Why does my old crt tube tv I have in the bedroom have a better picture on regular cable than my new lcd tv?
LG42LD550 is the model number.
Is there a setting or something that I need to change? Watching digital channels the picture is great on the lcd but regular cable channels are much better on the older tv's.
Thanks.
It is primarily a function of the size of the TV and the distance you sit from it. The bigger the TV at any given distance, the more details you will be able to see (as the details are physically bigger on a bigger TV). So, a picture that looks fine on an old 27" 4:3 NTSC TV may look terrible on a 42" 16:9 TV at the same distance, because the picture is bigger and it may be that the level of detail in the signal isn't high enough for the larger TV to look clear.
You may (or may not) have noticed years ago with old NTSC TVs in the store, standing close to them, a little 13" TV may seem to have a sharper picture than a 27" TV. That is because the defects are vastly bigger on a 27" TV (over 4 times bigger).

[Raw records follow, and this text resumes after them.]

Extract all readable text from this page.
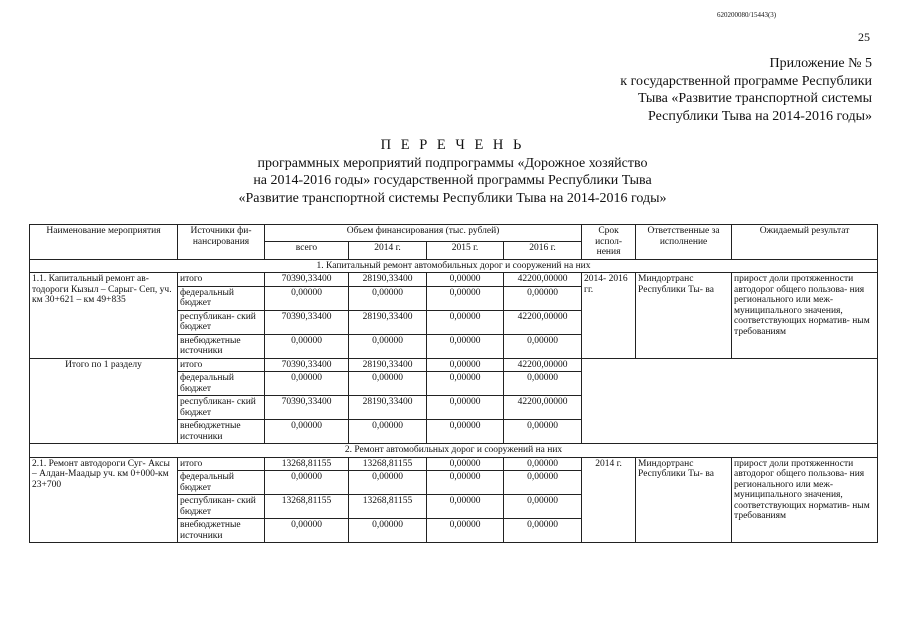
620200080/15443(3)
25
Приложение № 5
к государственной программе Республики
Тыва «Развитие транспортной системы
Республики Тыва на 2014-2016 годы»
П Е Р Е Ч Е Н Ь
программных мероприятий подпрограммы «Дорожное хозяйство
на 2014-2016 годы» государственной программы Республики Тыва
«Развитие транспортной системы Республики Тыва на 2014-2016 годы»
Наименование мероприятия	Источники фи- нансирования	Объем финансирования (тыс. рублей)				Срок испол- нения	Ответственные за исполнение	Ожидаемый результат
		всего	2014 г.	2015 г.	2016 г.			
1. Капитальный ремонт автомобильных дорог и сооружений на них								
1.1. Капитальный ремонт ав- тодороги Кызыл – Сарыг- Сеп, уч. км 30+621 – км 49+835	итого	70390,33400	28190,33400	0,00000	42200,00000	2014- 2016 гг.	Миндортранс Республики Ты- ва	прирост доли протяженности автодорог общего пользова- ния регионального или меж- муниципального значения, соответствующих норматив- ным требованиям
	федеральный бюджет	0,00000	0,00000	0,00000	0,00000			
	республикан- ский бюджет	70390,33400	28190,33400	0,00000	42200,00000			
	внебюджетные источники	0,00000	0,00000	0,00000	0,00000			
Итого по 1 разделу	итого	70390,33400	28190,33400	0,00000	42200,00000			
	федеральный бюджет	0,00000	0,00000	0,00000	0,00000			
	республикан- ский бюджет	70390,33400	28190,33400	0,00000	42200,00000			
	внебюджетные источники	0,00000	0,00000	0,00000	0,00000			
2. Ремонт автомобильных дорог и сооружений на них								
2.1. Ремонт автодороги Суг- Аксы – Алдан-Маадыр уч. км 0+000-км 23+700	итого	13268,81155	13268,81155	0,00000	0,00000	2014 г.	Миндортранс Республики Ты- ва	прирост доли протяженности автодорог общего пользова- ния регионального или меж- муниципального значения, соответствующих норматив- ным требованиям
	федеральный бюджет	0,00000	0,00000	0,00000	0,00000			
	республикан- ский бюджет	13268,81155	13268,81155	0,00000	0,00000			
	внебюджетные источники	0,00000	0,00000	0,00000	0,00000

Add to that the scaling mentioned by MDS and matters get even worse. But simply having a very large NTSC TV would look like crap if one is too close to it, but with HD, there is more detail, so one can sit closer to it without it being a problem. There are, however, limits. With your TV, with a 1080p signal off of a good BD (Blu-ray), if you have 20/20 vision, it will look clear at only 5.46 feet away (or further away, obviously). But with a 720p signal, such a size would only look perfectly clear at 8.19 feet (any closer, and the picture will look "soft" and start to look bad, the closer one getting, the worse it will look). And with a 480i signal, you will need to be much further back for it to look equally clear. These things are all assuming that the source makes maximum use of the format, and isn't from a bad print of a film or some other such issue. And with standard cable, we are talking about an analog signal that is subject to all sorts of problems, so you are unlikely to even be getting the full possible detail from a 480i signal.
In general, to have a TV signal look its best, you will NOT want to enlarge it or stretch it or any other thing, so that a 4:3 signal will take up only the center part of a 16:9 screen and have black or grey bars on the sides. If you make it bigger, you will make the defects bigger and consequently the picture will look worse.